Los poetas de la generación del 27 tendieron puentes con la cultura popular del momento. Hablar de los años 20 es adentrarse en la exuberancia de las artes y las vanguardias pero esa efervescencia cultural, la Edad de Plata, no pasa de largo al toreo, que ya se encuentra sumido en su imparable transformación: el arte entendido como oficio o destreza pasa a ser concebido como vehículo de expresión estética.
Federico García Lorca incidió en esta idea en una entrevista concedida el año anterior a su muerte afirmando que «el toreo es probablemente la riqueza poética y vital mayor de España, increíblemente desaprovechada por los escritores y artistas». El poeta granadino que definió la Tauromaquia como «la fiesta más culta del mundo» se preguntaba «qué sería de la primavera española, de nuestra sangre y de nuestra lengua, si dejaran de sonar los clarines dramáticos de la corrida». Los toros, termina de aclarar Jacobo Cortines, «se integran, gracias a Lorca y otros miembros de la generación, en un tipo especial de cultura que es propio de la sensibilidad española, la que llamó Pedro Salinas la cultura de la muerte».

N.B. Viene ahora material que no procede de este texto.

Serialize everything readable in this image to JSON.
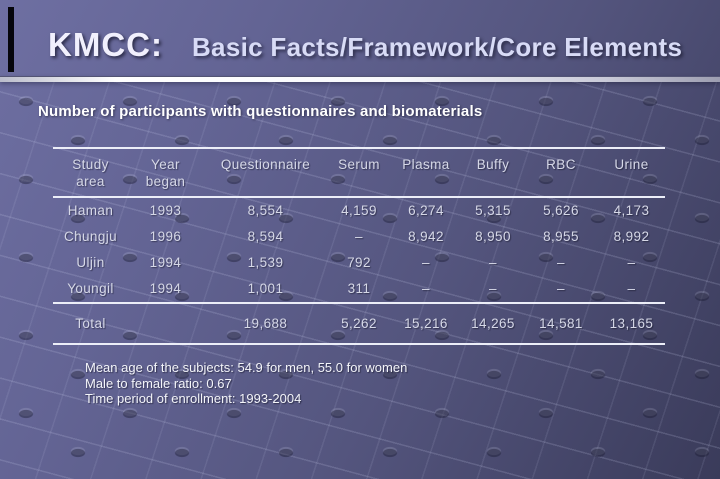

Jorge Guillén o Gerardo Diego, autor de la Suerte o la Muerte, no fueron ajenos a estos nexos taurinos pero esos hilos y con la cultura popular nos conducen a la obra de Rafael Alberti que escribió las famosas Chuflillas al Niño de la Palma dentro de la obra El alba del alhelí. ¡Qué revuelo!/ ¡Aire, que al toro torillo/ le pica el pájaro pillo/ que no pone el pie en el suelo!/¡Qué revuelo... las inconfundibles estrofas están dedicadas al diestro rondeño Cayetano Ordóñez, el Niño de la Palma, padre de Antonio Ordóñez y uno de los toreros más emblemáticos de la Edad de Plata que también inspiró a Hemingway el personaje de Pedro Romero en Fiesta, el retrato de sus primeros sanfermines. Pero hay que recuperar el hilo que nos presta el poeta gaditano, que llegó a vestirse de luces en las filas de Ignacio Sánchez Mejías, la espuela taurina del grupo literario. Ignacio le incluyó en su cuadrilla el 3 de junio de 1927 en la plaza de Pontevedra. El torero alternaba aquella tarde lejana con el rejoneador Antonio Cañero y los diestros Joaquín Rodríguez Cagancho y Antonio Márquez –primer suegro de Curro Romero– en la lidia de toros de Murube. Sánchez Mejías procuró a Alberti un vestido naranja y azabache con el que hizo el paseíllo pero la barrera siempre quedó entre el escritor y el toro. El propio poeta evocaba en La Arboleda Perdida la emoción de aquella experiencia. «Comprendí la astronómica distancia que mediaba entre un hombre sentado ante un soneto y otro de pie y a cuerpo limpio bajo el sol, delante de ese mar, ciego rayo sin límite, que es un toro recién salido del chiquero», escribía el poeta de El Puerto que aquel mismo día dio por terminada su breve carrera taurina sin haber llegado a ponerse delante del toro.
Pero hay que volver a invocar la figura de Sánchez Mejías que, de alguna manera, encerró al propio Alberti conminándole para que escribiera un poema dedicado a Joselito, muerto en Talavera siete años antes. El resultado, desvelado en el teatro Cervantes, fue Joselito en su gloria, dedicado al propio Ignacio, cuñado de José: Llora, Giraldilla mora/ lágrimas en tu pañuelo./ Mira como sube al cielo/ la gracia toreadora...
A Ignacio Sánchez Mejías le quedaban sólo siete años para protagonizar su propia elegía. Había reaparecido, fuera de forma y a la vuelta de sí mismo en 1934. Ignacio aceptó –a la carrera y sin poder contar con su propia cuadrilla– una sustitución de Domingo Ortega en la localidad manchega de Manzanares. Era el día 11 de un ardiente mes de agosto. Un toro de Ayala llamado Granadino le hirió al comienzo de su faena. El torero insistió en ser trasladado a Madrid; se declaró la gangrena... murió entre delirios el día 13. Lorca, impresionado, estaba a punto de escribir su Llanto, posiblemente la mejor elegía escrita en castellano. Seguramente, su obra maestra. «Tardará mucho tiempo en nacer, si es que nace, un andaluz tan claro, tan rico de aventura...».